Credit Suisse accetta l’aiuto della BNS. Cosa è successo
Il sistema bancario internazionale inizia a traballare. Dopo il fallimento della statunitense Silicon Valley Bank, le preoccupazioni e i timori hanno coinvolto direttamente la svizzera Credit Suisse.
Nella giornata di ieri, sulla piazza di Zurigo, l’istituto elvetico ha perso il 24,4% a 1,69 franchi, raggiungendo i minimi di sempre.
Questo crollo ha innescato le vendite sull’intero comparto bancario europeo, dove l’indice Stoxx ha chiuso con un meno 7,11%.
Nella notte tra mercoledì e giovedì, Credit Suisse ha annunciato che prenderà un prestito dalla Banca Nazionale Svizzera (BNS) per un importo pari a 50 miliardi di franchi.
L’obiettivo è quello di rafforzare il gruppo, dopo il crollo registrato in Borsa.

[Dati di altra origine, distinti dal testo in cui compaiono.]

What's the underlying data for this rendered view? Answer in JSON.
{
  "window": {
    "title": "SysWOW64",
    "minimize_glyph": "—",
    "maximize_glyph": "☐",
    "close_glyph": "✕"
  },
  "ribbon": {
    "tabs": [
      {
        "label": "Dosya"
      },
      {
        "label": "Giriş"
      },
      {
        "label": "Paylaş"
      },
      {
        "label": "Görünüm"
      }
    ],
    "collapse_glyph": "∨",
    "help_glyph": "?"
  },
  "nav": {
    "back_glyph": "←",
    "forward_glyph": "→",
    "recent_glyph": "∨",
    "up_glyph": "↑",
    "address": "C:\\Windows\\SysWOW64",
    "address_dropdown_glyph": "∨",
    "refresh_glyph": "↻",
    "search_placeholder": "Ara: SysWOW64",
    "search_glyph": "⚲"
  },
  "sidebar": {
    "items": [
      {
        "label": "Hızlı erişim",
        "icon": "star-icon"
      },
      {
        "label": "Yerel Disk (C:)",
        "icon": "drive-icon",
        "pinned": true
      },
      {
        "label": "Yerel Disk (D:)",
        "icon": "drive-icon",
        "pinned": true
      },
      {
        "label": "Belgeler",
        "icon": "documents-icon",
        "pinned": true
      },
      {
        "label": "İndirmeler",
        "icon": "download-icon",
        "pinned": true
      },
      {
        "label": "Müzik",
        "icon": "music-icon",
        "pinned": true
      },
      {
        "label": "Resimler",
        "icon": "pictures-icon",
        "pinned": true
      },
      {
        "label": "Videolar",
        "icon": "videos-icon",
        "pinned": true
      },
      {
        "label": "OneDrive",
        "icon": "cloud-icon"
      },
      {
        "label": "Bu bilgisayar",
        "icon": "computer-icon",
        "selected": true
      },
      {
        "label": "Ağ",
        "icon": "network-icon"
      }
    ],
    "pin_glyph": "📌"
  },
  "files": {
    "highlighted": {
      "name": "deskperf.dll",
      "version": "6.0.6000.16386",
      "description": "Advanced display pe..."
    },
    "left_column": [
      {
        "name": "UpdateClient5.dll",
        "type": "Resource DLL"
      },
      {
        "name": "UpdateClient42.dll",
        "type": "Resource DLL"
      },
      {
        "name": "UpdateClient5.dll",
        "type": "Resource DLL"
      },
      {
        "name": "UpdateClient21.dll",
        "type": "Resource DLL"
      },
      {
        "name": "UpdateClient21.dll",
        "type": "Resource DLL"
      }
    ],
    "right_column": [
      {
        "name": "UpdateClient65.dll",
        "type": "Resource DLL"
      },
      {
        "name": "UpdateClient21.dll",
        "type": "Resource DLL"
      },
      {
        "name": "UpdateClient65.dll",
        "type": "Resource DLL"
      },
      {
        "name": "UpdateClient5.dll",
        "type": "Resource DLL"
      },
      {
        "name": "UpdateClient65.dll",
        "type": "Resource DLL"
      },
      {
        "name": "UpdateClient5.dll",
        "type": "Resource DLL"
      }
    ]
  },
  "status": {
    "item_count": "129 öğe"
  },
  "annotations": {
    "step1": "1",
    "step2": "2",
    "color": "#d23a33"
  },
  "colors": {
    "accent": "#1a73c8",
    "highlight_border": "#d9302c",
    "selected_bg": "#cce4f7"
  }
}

Questa decisione segue le dichiarazioni della BNS, che nel corso della serata di mercoledì aveva dato la propria disponibilità per intervenire in soccorso della banca.
Ulrich Körner, amministratore delegato del gruppo, ha spiegato che “queste misure sono una mossa decisiva per rafforzare il Credit Suisse, mentre continuiamo la nostra trasformazione strategica per fornire valore ai nostri clienti“.
Credit Suisse, la paura esce dagli Usa
Oggi come oggi, quindi, non è unicamente la Silicon Valley Bank a far paura.
Sotto i riflettori, adesso, vi è finito il Credit Suisse, la seconda banca elvetica, che è di proprietà araba.
Ricordiamo, infatti, che con il suo 37%, la Saudi National Bank è il principale azionista del colosso bancario svizzero: a scatenare la bufera su Zurigo è stata proprio una decisione dell’azionista arabo, che ha escluso un nuovo sostegno finanziario.
La Saudi National Bank, alla fine dello scorso anno, aveva acquistato una partecipazione del 9,88% all’interno del Credit Suisse: l’operazione era avvenuta in concomitanza di un aumento di capitale di circa quattro miliardi di franchi.
Tra gli azionisti principali ci sono Qatar Holding con il 5,03% e Olayan Group al 4,93%: complessivamente, questo blocco di azionisti detiene una quota di capitale che sfiora il 20%.
Al di fuori dell’area del Golfo, tra gli azionisti più importanti vi troviamo BlackRock, che detiene poco più del 4% .
Nel corso delle ultime ore, il Credit Sisse ha informato che si offre per riacquistare debito per circa 3 miliardi di franchi.
Ma soprattutto ha deciso di assumere un’azione decisa per rafforzare la propria liquidità anticipatamente.
La banca ha intenzione di esercitare l’opzione di prendere in prestito fino a 50 miliardi di franchi svizzeri, che corrispondono a circa 54 miliardi di dollari, dalla banca centrale svizzera.
Questa iniezione di liquidità ha lo scopo di sostenere le attività core e i clienti di Credit Suisse mentre la banca prenderà le misure necessarie per creare un gruppo più semplice e contrato, principalmente, sulle necessità dei clienti.
I dubbi e le perplessità
Alcuni dubbi rimangono all’orizzonte.
Larry Fink, amministratore delegato del fondo statunitense BlackRock, ritiene che si stia pagando, ora come ora, il prezzo di decenni di denaro facile.
Robert Kiyosaki, l’investitore che aveva previsto nel 2008 il tracollo di Lehman Brothers, ritiene che il Credit Suisse possa essere una delle prossime vittime.
Troppo grande per fallire, ma anche per essere salvata: questa è, in estrema sintesi, l’opinione di Nouriel Roubini.
Il Credit Suisse è da un po’ di tempo che naviga in pessime acque.
Nel corso del 2021 erano falliti i fondi speculativi Usa Archegos e Greensill, che avevano determinato una perdita di oltre 6 miliardi di franchi, circa 6,16 miliardi di euro.
Il Credit Suisse, da quel momento, tentò di fare quadrato, con l’avvicendamento alla guida del gruppo tra Thomas Gottstein e Ulrich Körner, mettendo a punto una strategia di rilancio e di tagli, ma il 2021 si è chiuso con un rosso di 1,5 miliardi di franchi.
Il 2022 si è chiuso con una perdita annunciata di oltre 7 miliardi di franchi.